Y el Estaño se perdió en una vaga oscuridad del suelo.

—Dime —dijo Barbayat—, Molde de Cobre, ¿dónde te encontraron durmiendo?

La voz del Cobre también había variado; brotó suave, con muchas notas distintas.

—Muchos de nosotros estábamos allí, Barbayat, una colonia, una familia, dispuestos como un helecho en un solo tallo. Hondos estábamos, y hablábamos y nos amábamos. ¿Quién nos decía quiénes éramos? Nosotros. ¿Quién nos decía en qué nos convertiríamos? Nosotros. Pero éramos fuertes. Los hombres nos separaron por la fuerza. Nos trituraron en un majadero y nos destrozaron. Nos pusieron en el fuego hasta que lloramos, y nos unieron con otro, otro frío y gris que nos odiaba, y dejamos de ser Todos para ser simplemente Uno. El martillo fue cruel, pero no tan cruel como esa separación y esa terrible unión.

—Vuelve —dijo la bruja— a lo que fuiste.

Y el cobre se diseminó y luego se amalgamó formando un rojizo montón en el suelo.

—Y ahora —dijo Barbayat—, os pondré nombre por última vez: Óxido de Cobre, Óxido de Estaño.

—Saludos, Barbayat —susurró uno.

—Saludos, Barbayat —murmuró otro.

—Bien, ahora os lo explicaré —dijo la bruja—. Alguien yace muerto ahí, en esa sábana, muy cerca de vosotros. Una joven doncella cuya cabeza cercenasteis vosotros, ¿no es cierto?

—¿Yo? —exclamó el susurro—. No, Barbayat, yo sólo conozco secreto, no muerte.

—¿Yo? —exclamó el murmullo—. No, Barbayat, yo sólo conozco compañerismo, no muerte.
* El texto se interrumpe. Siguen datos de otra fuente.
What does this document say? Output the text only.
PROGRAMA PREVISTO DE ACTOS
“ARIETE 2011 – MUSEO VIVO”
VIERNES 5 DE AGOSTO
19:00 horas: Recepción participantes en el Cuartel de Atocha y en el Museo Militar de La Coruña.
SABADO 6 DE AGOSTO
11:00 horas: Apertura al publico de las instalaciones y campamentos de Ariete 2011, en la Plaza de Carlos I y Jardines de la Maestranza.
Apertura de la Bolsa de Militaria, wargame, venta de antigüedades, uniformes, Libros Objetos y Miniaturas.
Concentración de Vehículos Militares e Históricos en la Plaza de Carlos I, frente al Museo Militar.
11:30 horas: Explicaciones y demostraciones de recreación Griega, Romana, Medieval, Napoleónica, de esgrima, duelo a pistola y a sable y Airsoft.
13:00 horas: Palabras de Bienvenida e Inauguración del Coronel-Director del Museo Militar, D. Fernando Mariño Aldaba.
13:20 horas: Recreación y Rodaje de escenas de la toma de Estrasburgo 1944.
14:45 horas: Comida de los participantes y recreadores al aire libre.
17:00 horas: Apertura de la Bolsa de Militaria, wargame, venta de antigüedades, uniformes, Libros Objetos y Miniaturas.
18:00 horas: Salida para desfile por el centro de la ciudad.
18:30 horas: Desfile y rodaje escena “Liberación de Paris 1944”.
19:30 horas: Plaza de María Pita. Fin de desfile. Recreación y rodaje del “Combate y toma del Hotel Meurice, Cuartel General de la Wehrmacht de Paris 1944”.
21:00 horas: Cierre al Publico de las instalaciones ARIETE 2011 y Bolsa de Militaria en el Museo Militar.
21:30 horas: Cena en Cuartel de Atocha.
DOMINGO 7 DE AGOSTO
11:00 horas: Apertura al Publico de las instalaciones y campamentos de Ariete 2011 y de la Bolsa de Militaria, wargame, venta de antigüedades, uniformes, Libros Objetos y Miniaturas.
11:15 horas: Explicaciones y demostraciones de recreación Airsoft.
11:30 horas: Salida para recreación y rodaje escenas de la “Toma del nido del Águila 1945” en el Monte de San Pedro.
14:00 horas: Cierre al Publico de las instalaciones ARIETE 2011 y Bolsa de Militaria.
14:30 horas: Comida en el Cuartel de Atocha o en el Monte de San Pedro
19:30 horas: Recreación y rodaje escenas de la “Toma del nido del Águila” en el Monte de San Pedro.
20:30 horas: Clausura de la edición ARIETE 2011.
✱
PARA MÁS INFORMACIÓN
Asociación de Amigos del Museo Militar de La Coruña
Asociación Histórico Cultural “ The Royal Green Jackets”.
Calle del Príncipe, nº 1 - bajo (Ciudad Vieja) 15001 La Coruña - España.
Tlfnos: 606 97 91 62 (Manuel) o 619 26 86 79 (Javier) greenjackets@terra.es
—Aseguraos —dijo Barbayat—, recordad la bendición en Kost, las manos del sacerdote, el cántaro de hueso, el sabor de la sangre. ¿Cercenasteis la cabeza de la doncella?

—No, Barbayat.

—No, Barbayat.

—Tierra —dijo Barbayat—, fuego, aire y agua. La mina, el horno, la mezcla, el martillo sobre el yunque, el temple. Óxido, sé Estaño, sé Cobre. Estaño y Cobre, sed uno, sed Bronce. Bronce, sé Espada.
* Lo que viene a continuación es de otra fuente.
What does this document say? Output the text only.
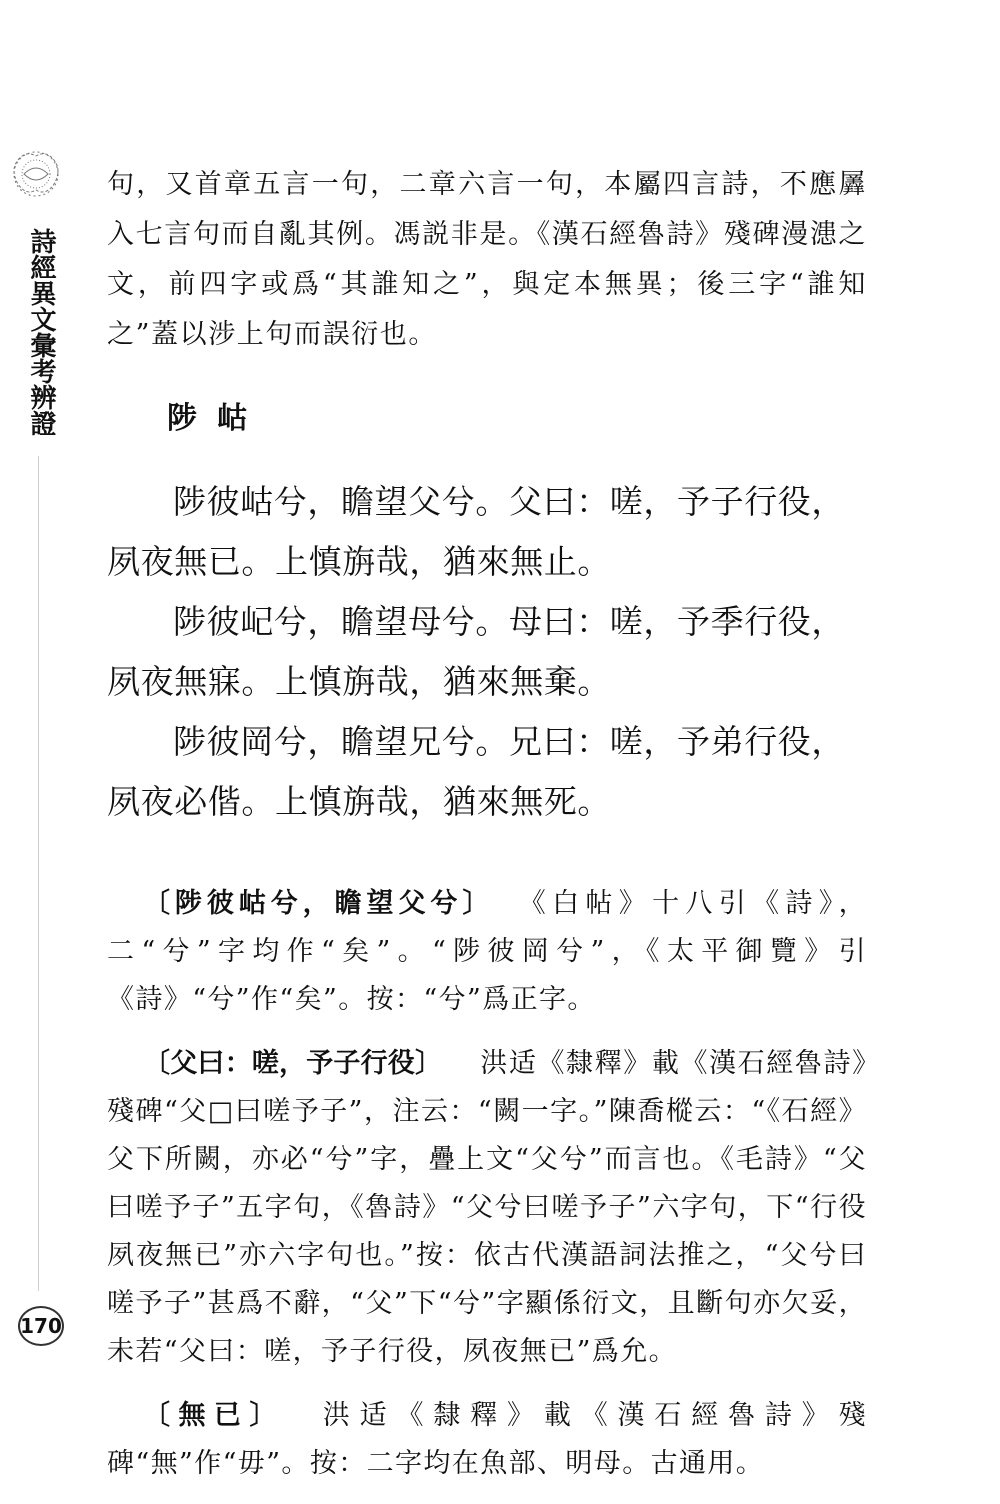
詩經異文彙考辨證
170

句，又首章五言一句，二章六言一句，本屬四言詩，不應羼入七言句而自亂其例。馮説非是。《漢石經魯詩》殘碑漫漶之文，前四字或爲“其誰知之”，與定本無異；後三字“誰知之”蓋以涉上句而誤衍也。

陟岵

陟彼岵兮，瞻望父兮。父曰：嗟，予子行役，夙夜無已。上慎旃哉，猶來無止。

陟彼屺兮，瞻望母兮。母曰：嗟，予季行役，夙夜無寐。上慎旃哉，猶來無棄。

陟彼岡兮，瞻望兄兮。兄曰：嗟，予弟行役，夙夜必偕。上慎旃哉，猶來無死。

〔陟彼岵兮，瞻望父兮〕 《白帖》十八引《詩》，二“兮”字均作“矣”。“陟彼岡兮”，《太平御覽》引《詩》“兮”作“矣”。按：“兮”爲正字。

〔父曰：嗟，予子行役〕 洪适《隸釋》載《漢石經魯詩》殘碑“父□曰嗟予子”，注云：“闕一字。”陳喬樅云：“《石經》父下所闕，亦必“兮”字，疊上文“父兮”而言也。《毛詩》“父曰嗟予子”五字句，《魯詩》“父兮曰嗟予子”六字句，下“行役夙夜無已”亦六字句也。”按：依古代漢語詞法推之，“父兮曰嗟予子”甚爲不辭，“父”下“兮”字顯係衍文，且斷句亦欠妥，未若“父曰：嗟，予子行役，夙夜無已”爲允。

〔無已〕 洪适《隸釋》載《漢石經魯詩》殘碑“無”作“毋”。按：二字均在魚部、明母。古通用。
Y en el suelo el polvo remolineó y rojo y gris se unieron y mezclaron, y allí estaba la bruñida y sagrada espada, la punta hacia abajo, la empuñadura en lo alto.

—Espada —dijo Barbayat—, te he hecho de nuevo. Eres nueva y limpia, virgen e inocente. Escucha, Espada de Bronce. Ahí yace la doncella cuya cabeza cercenaste. ¿Cercenaste tú su cabeza?

—No, Barbayat —sonó la espada con su altiva y brillante voz—. No, y no, y no.

Y la bruja prorrumpió en carcajadas como ladridos de zorra y, tras volverse, apartó la sábana de la forma parecida a una muñeca que yacía al lado del símbolo dibujado con arcilla.

Y allí estaba Shaina con su cabello de medianoche, quieta como si durmiera, serena como la gracia, y su cabeza firmemente unida al cuello con la lisura de la leche, y su cuello a sus esbeltos hombros, y ni siquiera una cicatriz indicaba lo contrario. Y de su cuerpo surgía, apenas visible, un humo fino y chispeante, una cadena de plata. Intacta.

Poco antes de la salida del sol, alguien bajó de Peñasco Frío, cruzó el puente de roca y siguió la senda que conducía a las montañas cubiertas de hierba con pastos para las cabras y arroyos, hacia las colinas y el valle.

Ese alguien tenía el mismo aspecto que una aldeana, recios zapatos, delantal, un pañuelo sobre el canoso cabello y un musgoso chal. Ese alguien llevaba una pequeña mula y un carro, y en el carro había una vulgar y triste caja de madera que no podía ser más que un ataúd. Melancólica visión, infortunada visión. Luego, cuando la aldeana y su deprimente carga bajaron de la colina y tomaron el amplio y duro camino que llevaba a Kost, y más lejos, los hombres se descubrieron al paso de la anciana, le cedieron el paso, le ofrecieron trozos de pan y manzanas. Y todo ello sería muy útil para Barbayat, que teniendo que cuidar el cuerpo recientemente reparado de una doncella, no podía viajar de otra forma.

Sin embargo, antes de salir de la senda de la montaña, Barbayat tuvo tiempo de advertir un pequeño detalle.

El ídolo tallado que había estado en la parte rocosa cerca del final de la senda durante incontables años, parecía haberse esfumado, tan abundantes eran las flores blancas que crecían alrededor.

La Dama Gris se acercó. Examinó y hurgó, siempre saludando cortésmente al ídolo. Difícil descifrar la cara de piedra de la anciana, pero ésta, antes de proseguir, cogió unas cuantas flores y las puso en la caja de madera del carro.